Il n'est pourtant pas à la retraite et se réfugie à la télévision où il avait débuté avec un épisode de la série TV "Rouletabille" (1966) mais désormais il va s'y affairer de façon régulière en choisissant la plupart du temps des sujets historiques marquants avec des téléfilms allant de "L'Affaire Seznec" (1993) à son ultime "Douze Balles dans la peau pour Pierre Laval" (2009) en passant par "L'Affaire Dreyfus" (1995), "Le Pantalon" (1997) ou "La Bataille d'Alger" (2007).
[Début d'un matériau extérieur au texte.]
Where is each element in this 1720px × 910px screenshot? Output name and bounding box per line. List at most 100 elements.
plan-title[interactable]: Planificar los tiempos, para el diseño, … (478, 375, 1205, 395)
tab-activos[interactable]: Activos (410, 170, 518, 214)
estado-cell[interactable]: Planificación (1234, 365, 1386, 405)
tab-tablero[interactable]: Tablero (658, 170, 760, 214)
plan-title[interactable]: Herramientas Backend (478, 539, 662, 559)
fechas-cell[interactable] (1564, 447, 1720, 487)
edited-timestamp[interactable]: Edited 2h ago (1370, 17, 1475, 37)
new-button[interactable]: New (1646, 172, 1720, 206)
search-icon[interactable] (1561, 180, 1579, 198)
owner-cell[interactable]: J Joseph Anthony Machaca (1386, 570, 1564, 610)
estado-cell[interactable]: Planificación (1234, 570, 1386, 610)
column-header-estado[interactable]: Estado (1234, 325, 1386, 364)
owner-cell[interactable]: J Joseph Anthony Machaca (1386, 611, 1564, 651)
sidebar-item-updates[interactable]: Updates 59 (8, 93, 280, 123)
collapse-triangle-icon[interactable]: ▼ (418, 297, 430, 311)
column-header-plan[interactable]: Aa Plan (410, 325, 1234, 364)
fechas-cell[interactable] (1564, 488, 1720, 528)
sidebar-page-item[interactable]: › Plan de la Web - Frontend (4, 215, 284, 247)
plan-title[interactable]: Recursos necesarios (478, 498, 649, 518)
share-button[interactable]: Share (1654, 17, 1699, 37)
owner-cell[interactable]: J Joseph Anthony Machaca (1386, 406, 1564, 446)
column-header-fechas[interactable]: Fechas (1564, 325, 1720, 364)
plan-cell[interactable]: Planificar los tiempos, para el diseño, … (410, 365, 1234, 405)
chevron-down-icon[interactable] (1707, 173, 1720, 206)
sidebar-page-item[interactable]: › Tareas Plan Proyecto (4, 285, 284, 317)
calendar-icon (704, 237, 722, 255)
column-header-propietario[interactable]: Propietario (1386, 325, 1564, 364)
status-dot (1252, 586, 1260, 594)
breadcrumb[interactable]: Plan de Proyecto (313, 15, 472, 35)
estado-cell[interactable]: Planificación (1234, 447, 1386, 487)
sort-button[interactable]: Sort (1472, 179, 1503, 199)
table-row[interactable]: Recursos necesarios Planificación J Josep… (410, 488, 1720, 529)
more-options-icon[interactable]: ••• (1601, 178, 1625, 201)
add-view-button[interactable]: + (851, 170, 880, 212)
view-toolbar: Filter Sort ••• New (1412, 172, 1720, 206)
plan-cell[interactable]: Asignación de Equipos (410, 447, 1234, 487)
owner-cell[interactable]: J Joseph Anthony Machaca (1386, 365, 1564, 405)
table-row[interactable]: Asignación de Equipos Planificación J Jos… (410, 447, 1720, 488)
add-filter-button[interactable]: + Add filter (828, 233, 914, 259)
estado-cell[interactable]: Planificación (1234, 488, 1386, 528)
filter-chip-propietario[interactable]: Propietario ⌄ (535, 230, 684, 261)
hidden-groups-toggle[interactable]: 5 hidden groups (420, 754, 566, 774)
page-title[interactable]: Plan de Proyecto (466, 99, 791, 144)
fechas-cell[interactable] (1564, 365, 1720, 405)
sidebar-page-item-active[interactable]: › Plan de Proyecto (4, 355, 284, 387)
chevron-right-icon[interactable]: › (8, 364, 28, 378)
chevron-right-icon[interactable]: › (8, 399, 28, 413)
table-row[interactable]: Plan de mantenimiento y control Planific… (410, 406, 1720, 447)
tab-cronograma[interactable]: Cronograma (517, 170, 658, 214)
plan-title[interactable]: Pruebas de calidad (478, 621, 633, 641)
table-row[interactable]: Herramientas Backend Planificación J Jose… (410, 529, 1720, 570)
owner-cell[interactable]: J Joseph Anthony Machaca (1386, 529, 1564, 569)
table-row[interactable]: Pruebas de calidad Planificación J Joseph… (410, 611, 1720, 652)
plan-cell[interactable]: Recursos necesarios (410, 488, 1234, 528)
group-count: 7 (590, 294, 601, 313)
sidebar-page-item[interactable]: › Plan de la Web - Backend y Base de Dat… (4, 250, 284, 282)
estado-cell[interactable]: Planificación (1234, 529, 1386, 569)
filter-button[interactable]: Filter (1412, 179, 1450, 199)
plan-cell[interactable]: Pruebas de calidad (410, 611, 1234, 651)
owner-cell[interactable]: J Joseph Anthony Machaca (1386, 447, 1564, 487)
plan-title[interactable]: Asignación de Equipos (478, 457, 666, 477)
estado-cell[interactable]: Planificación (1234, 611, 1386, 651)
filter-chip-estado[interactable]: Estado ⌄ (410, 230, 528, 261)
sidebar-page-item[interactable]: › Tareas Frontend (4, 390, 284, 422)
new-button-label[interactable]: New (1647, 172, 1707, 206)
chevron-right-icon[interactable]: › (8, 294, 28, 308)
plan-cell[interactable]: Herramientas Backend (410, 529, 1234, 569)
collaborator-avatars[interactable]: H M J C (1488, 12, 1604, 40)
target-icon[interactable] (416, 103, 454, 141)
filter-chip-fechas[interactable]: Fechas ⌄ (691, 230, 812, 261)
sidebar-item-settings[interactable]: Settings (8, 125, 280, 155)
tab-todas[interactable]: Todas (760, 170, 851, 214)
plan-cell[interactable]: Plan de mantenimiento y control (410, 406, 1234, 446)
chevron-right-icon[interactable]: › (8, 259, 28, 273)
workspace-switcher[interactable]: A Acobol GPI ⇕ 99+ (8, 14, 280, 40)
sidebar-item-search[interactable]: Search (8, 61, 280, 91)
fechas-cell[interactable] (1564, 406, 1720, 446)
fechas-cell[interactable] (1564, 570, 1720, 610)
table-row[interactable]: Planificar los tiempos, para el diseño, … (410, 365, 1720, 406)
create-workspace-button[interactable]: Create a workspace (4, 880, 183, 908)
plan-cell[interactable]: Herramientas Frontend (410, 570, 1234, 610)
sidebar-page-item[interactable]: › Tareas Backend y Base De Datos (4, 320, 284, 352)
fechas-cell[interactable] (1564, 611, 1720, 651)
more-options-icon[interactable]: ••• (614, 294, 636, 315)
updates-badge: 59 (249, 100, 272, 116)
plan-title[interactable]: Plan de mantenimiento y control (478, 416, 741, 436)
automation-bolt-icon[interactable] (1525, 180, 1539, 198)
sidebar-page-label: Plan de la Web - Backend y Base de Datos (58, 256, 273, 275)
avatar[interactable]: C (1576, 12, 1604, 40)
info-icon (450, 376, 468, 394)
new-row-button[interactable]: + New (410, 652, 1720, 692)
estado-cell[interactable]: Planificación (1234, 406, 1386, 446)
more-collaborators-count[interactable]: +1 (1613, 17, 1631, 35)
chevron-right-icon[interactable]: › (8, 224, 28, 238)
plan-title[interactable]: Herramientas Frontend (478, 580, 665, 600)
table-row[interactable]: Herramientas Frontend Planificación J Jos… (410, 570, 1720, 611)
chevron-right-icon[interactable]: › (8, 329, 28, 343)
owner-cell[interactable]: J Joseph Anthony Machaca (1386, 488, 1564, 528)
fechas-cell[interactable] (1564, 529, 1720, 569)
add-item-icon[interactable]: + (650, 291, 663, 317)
En 1980, le cinéaste fait partie des personnalités qui prennent la défense des objecteurs de conscience dont le statut a été refusé allant jusqu'à assumer l'hébergement des objecteurs et le revendiquer. Dans les années 90 le cinéaste a tenté de monter un film sur l'affaire des torturées d'Appoigny (Tout savoir ICI !) mais il semble avoir stoppé ses recherches suite à des pressions.

En 2011 il publie son autobiographie "La Vie est un Choix".

Le réalisateur-scénariste aura été à l'instar de son confrère de la même génération Costa-Gravas un des plus virulents réalisateurs, engagés politiquement usant parfois de la simple provocation mais aussi de l'ironie ou d'un ton plus acerbe pour dénoncer et pointer du doigt les dérives de notre société. Les années 70 sont son âge d'or et composent un portrait de la France d'alors sans concession.

Yves Boisset est mort ce lundi 31 avril 2025 à l'âge de 86 ans dans un hôpital de Levallois-Perret où il était soigné depuis quelques jours.